Dans 97 % des dossiers de sépa­ra­tion, c’est le père qui doit pay­er la con­tri­bu­tion à l’entretien et à l’éducation des enfants. En théorie, le mon­tant de la pen­sion ali­men­taire doit être décidé en fonc­tion des ressources du père, de celles de la mère et des besoins des enfants. Mais, dans les faits, « les mon­tants fixés dépen­dent avant tout du revenu du père débi­teur. […] Un fac­teur est notable­ment absent des critères retenus par le tri­bunal : les ressources et con­di­tions de vie des mères chargées des enfants » obser­vent Sibylle Gol­lac et sa col­lègue Céline Bessière dans Le Genre du cap­i­tal. Com­ment la famille repro­duit les iné­gal­ités (La Décou­verte, 2020). Or, ces mères sont en moyenne, par rap­port aux pères, plus sou­vent au chô­mage, tra­vail­lent davan­tage à temps par­tiel et/ou sont moins bien rémunérées. Appau­vries, elles ont besoin que soit fixé rapi­de­ment le mon­tant d’une pen­sion ali­men­taire. Mais 20 % à 40 % de celles-ci, pour­tant prévues par la jus­tice française ne sont pas payées. Un état de fait con­tre lequel le col­lec­tif Aban­don de famille – Tolérance zéro se bat depuis 2013. À par­tir du 1er jan­vi­er 2023, la Caisse d’allocations famil­iales (CAF) devrait prélever le mon­tant des pen­sions non payées sur le compte ban­caire du mau­vais payeur (puisqu’il s’agit du père dans la plu­part des cas) pour le vers­er sur celui de la créditrice. Cette mesure représente un pro­grès ; c’est en effet les mères qui se retrou­vent sys­té­ma­tique­ment à devoir faire les démarch­es admin­is­tra­tives pour obtenir les aides aux­quelles elles ont droit.

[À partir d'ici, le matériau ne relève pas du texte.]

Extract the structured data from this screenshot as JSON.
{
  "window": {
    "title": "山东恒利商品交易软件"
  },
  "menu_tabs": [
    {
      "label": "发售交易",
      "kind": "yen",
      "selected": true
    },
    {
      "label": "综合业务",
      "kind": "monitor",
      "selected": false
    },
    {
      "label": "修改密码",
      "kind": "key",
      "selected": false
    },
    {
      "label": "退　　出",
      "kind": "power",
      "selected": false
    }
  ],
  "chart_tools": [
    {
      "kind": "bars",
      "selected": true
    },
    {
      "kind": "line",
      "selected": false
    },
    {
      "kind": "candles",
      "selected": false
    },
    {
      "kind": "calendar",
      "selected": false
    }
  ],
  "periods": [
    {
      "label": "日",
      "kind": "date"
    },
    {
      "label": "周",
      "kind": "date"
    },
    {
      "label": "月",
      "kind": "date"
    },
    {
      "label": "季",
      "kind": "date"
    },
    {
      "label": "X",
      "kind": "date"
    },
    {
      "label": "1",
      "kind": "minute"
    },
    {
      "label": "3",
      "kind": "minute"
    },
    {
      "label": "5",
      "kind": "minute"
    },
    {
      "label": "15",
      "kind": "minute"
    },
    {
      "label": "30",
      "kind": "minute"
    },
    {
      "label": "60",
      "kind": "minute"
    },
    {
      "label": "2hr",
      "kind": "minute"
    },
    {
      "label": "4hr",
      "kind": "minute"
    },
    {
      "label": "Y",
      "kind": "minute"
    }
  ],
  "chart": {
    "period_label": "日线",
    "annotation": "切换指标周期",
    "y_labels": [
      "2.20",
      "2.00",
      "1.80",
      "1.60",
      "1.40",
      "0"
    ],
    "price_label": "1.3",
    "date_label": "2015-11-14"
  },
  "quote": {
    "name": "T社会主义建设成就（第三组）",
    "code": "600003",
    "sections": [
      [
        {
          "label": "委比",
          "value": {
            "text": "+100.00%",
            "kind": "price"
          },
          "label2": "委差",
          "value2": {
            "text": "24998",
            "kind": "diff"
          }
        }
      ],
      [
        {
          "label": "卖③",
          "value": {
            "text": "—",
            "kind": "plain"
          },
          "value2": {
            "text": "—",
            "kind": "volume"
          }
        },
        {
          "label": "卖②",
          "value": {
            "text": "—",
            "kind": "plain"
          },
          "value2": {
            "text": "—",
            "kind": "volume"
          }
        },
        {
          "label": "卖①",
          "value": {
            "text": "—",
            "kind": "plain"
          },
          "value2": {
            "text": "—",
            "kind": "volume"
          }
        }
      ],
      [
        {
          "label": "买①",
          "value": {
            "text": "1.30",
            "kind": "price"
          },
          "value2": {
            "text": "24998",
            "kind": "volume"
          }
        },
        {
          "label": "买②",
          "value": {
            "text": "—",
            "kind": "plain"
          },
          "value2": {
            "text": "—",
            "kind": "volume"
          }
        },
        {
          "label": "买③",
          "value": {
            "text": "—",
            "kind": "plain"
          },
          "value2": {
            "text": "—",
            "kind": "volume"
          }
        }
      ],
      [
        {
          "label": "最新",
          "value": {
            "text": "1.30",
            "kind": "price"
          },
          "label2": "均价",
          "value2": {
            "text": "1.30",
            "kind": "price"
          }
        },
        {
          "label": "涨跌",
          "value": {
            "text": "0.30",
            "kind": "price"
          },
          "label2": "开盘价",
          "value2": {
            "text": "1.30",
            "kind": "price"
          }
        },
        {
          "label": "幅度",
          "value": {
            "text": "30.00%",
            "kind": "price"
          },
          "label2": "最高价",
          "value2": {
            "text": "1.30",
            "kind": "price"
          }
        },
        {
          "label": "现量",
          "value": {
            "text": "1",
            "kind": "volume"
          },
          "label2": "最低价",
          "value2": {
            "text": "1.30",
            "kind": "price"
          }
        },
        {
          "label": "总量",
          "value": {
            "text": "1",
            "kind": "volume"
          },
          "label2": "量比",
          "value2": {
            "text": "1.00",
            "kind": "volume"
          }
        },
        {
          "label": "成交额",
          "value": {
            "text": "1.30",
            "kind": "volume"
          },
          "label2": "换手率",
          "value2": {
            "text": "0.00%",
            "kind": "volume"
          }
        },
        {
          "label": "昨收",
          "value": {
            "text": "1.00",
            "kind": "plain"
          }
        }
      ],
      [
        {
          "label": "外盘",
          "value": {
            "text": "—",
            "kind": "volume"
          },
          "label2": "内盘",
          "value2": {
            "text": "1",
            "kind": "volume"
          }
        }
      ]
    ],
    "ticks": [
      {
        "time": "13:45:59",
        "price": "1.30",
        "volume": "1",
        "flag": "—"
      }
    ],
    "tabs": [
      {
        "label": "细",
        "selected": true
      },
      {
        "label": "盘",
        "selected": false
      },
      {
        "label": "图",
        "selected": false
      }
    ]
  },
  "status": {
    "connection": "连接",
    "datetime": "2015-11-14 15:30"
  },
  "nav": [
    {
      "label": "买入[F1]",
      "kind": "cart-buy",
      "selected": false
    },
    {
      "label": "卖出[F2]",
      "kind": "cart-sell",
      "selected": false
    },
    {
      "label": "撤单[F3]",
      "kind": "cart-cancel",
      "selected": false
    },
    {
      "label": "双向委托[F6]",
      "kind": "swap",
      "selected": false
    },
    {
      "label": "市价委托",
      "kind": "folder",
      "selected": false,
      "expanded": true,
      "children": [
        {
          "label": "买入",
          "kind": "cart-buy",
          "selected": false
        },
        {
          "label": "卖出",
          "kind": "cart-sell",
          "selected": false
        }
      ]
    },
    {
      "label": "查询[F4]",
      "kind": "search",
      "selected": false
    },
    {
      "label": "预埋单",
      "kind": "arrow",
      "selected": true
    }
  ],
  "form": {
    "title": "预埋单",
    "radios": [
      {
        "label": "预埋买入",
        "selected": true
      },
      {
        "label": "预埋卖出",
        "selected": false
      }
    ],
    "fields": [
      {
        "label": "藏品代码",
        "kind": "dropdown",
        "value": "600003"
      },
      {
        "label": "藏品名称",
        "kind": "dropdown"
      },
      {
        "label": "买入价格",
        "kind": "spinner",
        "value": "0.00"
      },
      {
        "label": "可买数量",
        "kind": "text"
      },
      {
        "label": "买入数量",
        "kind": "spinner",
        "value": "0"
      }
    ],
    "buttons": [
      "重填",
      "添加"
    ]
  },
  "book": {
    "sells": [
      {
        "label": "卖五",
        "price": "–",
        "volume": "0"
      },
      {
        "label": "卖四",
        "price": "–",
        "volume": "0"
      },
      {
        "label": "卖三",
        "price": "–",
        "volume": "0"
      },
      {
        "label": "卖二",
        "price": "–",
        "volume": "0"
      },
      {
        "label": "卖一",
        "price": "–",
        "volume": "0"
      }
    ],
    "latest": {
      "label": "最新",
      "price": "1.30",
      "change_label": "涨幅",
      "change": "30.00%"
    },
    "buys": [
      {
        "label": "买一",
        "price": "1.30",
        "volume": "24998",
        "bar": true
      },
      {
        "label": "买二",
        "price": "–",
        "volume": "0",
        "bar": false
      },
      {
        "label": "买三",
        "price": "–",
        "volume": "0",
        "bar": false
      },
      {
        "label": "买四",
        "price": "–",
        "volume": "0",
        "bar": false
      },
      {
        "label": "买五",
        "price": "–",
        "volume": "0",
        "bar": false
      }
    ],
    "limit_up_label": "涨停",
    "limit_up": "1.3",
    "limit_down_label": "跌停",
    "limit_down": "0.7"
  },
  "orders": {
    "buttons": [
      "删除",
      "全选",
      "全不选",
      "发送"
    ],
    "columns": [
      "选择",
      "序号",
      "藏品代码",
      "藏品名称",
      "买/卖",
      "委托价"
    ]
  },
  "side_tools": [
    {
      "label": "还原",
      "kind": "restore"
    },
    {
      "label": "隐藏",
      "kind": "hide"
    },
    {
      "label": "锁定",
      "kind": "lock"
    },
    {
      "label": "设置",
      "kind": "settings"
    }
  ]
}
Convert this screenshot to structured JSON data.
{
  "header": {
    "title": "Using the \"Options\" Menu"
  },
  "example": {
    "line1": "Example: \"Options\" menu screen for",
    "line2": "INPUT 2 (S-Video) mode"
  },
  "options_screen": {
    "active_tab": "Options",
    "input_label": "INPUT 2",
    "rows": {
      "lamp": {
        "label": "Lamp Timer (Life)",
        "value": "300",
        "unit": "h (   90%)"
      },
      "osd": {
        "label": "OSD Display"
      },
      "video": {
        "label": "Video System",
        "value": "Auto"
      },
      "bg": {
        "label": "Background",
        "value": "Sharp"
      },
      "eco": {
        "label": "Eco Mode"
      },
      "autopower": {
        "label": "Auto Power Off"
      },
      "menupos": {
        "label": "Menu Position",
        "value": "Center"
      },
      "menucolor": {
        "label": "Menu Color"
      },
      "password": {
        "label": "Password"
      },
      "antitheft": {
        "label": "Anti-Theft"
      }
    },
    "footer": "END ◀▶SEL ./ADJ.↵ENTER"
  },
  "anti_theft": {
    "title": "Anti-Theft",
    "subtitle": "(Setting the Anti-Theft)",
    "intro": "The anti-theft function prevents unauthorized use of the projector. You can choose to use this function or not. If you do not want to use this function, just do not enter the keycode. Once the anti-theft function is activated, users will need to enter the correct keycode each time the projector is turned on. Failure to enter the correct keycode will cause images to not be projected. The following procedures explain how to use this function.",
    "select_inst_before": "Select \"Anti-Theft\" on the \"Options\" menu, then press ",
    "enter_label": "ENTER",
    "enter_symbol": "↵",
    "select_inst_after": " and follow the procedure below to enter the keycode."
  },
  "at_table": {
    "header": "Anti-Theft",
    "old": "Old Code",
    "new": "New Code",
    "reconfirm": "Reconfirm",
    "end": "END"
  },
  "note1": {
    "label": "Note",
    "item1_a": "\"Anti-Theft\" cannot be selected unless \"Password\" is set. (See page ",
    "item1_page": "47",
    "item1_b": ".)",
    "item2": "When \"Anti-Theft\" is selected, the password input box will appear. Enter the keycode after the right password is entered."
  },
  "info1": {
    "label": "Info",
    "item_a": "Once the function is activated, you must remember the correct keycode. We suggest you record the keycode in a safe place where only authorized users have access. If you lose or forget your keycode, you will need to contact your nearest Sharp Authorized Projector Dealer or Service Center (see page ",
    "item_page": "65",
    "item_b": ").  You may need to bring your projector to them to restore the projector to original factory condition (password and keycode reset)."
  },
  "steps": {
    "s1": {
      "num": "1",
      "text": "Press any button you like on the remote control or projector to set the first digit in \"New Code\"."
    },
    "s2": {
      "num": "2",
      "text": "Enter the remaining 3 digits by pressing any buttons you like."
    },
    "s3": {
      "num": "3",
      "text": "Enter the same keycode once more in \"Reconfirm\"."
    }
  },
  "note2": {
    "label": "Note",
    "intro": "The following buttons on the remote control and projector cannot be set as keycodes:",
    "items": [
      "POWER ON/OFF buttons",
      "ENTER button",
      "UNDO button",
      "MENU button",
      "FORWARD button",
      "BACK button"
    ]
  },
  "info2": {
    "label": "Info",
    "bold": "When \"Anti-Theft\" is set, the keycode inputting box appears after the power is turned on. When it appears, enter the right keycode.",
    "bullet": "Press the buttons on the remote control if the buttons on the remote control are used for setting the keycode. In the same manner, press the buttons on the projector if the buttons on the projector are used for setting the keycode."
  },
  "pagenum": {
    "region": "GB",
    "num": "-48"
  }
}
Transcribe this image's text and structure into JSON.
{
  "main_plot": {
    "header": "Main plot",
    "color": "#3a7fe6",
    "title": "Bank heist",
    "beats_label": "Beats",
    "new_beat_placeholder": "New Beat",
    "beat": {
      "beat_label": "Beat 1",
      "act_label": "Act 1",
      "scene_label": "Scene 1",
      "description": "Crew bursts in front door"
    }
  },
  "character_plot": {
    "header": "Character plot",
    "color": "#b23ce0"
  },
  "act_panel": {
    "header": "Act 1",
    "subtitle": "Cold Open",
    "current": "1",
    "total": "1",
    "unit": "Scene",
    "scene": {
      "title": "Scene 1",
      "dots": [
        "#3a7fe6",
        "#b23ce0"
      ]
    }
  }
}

Des représentations et des injonctions contradictoires

Lorsque les mères céli­bataires tra­vail­lent, on leur reproche par­fois de ne pas assez s’occuper de leurs enfants. Lorsqu’elles ne tra­vail­lent pas, c’est le fait qu’elles ne soient pas autonomes finan­cière­ment qui inquiète. Les con­di­tions d’attribution du RSA majoré en sont une illus­tra­tion. Les par­ents isolés qui en béné­fi­cient (des femmes à 96 %, dont la moitié a moins de 30 ans) doivent sign­er un « con­trat d’engagement réciproque » dans lequel elles s’engagent à « rechercher active­ment un emploi ». Une phrase revient sou­vent dans la bouche des assis­tantes sociales auquel ont eu affaire les mères isolées avec lesquelles je me suis entretenue : « Il faut tra­vailler, madame. » La pri­or­ité de la per­son­ne béné­fi­ci­aire doit être la recherche d’emploi. Mais cette recherche n’est pas tou­jours évi­dente. « Quand mon fils était petit, j’avais choisi mon tra­vail en fonc­tion des horaires sco­laires, racon­te Sylvie Lacroix, 49 ans, qui vit à Vorey-sur-Arzon (Haute-Loire) et élève seule son fils depuis qu’il est né, il y a quinze ans. Pen­dant cinq ans, j’ai été “emploi de vie sco­laire⁷ ” dans une école. J’aimais beau­coup ce que je fai­sais, mais ça n’existe pas comme “vrai tra­vail” : j’étais payée entre 650 et 850 euros par mois. Ça a été très com­pliqué pen­dant des années. Par la suite, j’ai fait une for­ma­tion d’accompagnante éduca­tive et sociale. Lors de mon pre­mier stage, on m’a reproché de pren­dre trois jours parce que mon fils était malade. Pour mon pre­mier tra­vail, j’ai tra­vail­lé de nuit pen­dant qua­tre mois. Mon père est venu pour garder mon fils. Puis il est par­ti plusieurs semaines chez ma soeur. Moi je souf­frais de tachy­cardie et mon fils fai­sait n’importe quoi. Mère céli­bataire pré­caire, c’est un par­cours du com­bat­tant, il faut une énergie dingue. »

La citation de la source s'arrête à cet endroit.